No discussion about changing tactics for preventing surgical site infections is complete without mentioning the need for tracking efficacy. The AORN guidelines do point out the need for surveillance of resistance, which Montejano says makes sense: “You want to be tracking its efficacy for its intended use.”
“In my own experience, certain facilities are tracking resistance trends, and that is an impetus to move from antibiotic to antiseptic [treatments],” says Montejano. “All facilities should be tracking their resistance patterns. They’re mainly doing it with oral and intravenous antibiotics, not so much with topicals.”
Because mupirocin is a topical treatment, some organizations may need new tracing methods. Montejano points out that resistance and other factors can vary between communities as well.
“We’re very much interconnected,” she says. “Evaluate available resources [and] plan for expansion of resources in order to effectively track resistance to antibiotics.”
“Variations lead to infection, which is what was drilled into me as an infection preventionist,” says Montejano. “As much as you can, standardize the care.”
Whether adopting universal or horizontal approaches, Montejano recommends taking the antiseptic piece of the new guidelines to offer broad-spectrum coverage that doesn’t have resistance concerns.
“It’s nice because an organization can now choose how,” she says. “An antiseptic fits into both types of strategies, whether you’re using a universal or more targeted approach. You can use it in either strategy.”

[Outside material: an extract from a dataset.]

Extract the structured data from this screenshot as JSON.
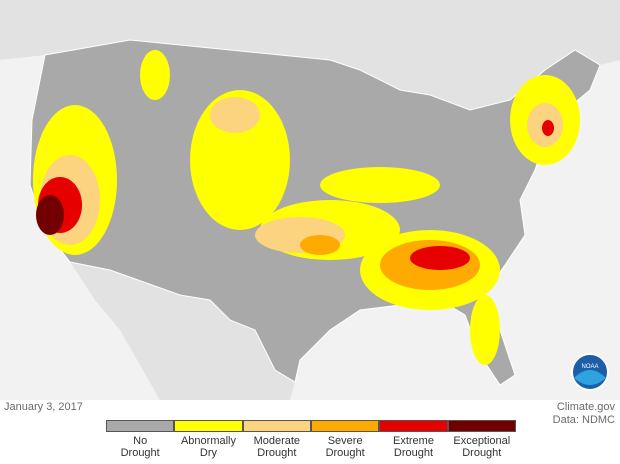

The AORN document is impressively comprehensive in its guidance and background, Montejano says.
“It’s nice to see these guidelines incorporated—it may be a changing of the guard in terms of the best chemistry,” she says. “At the end of the day, we’re talking about human lives. We need to be critical in assessing the literature out there to ensure interventions used in direct patient care are safe and effective.”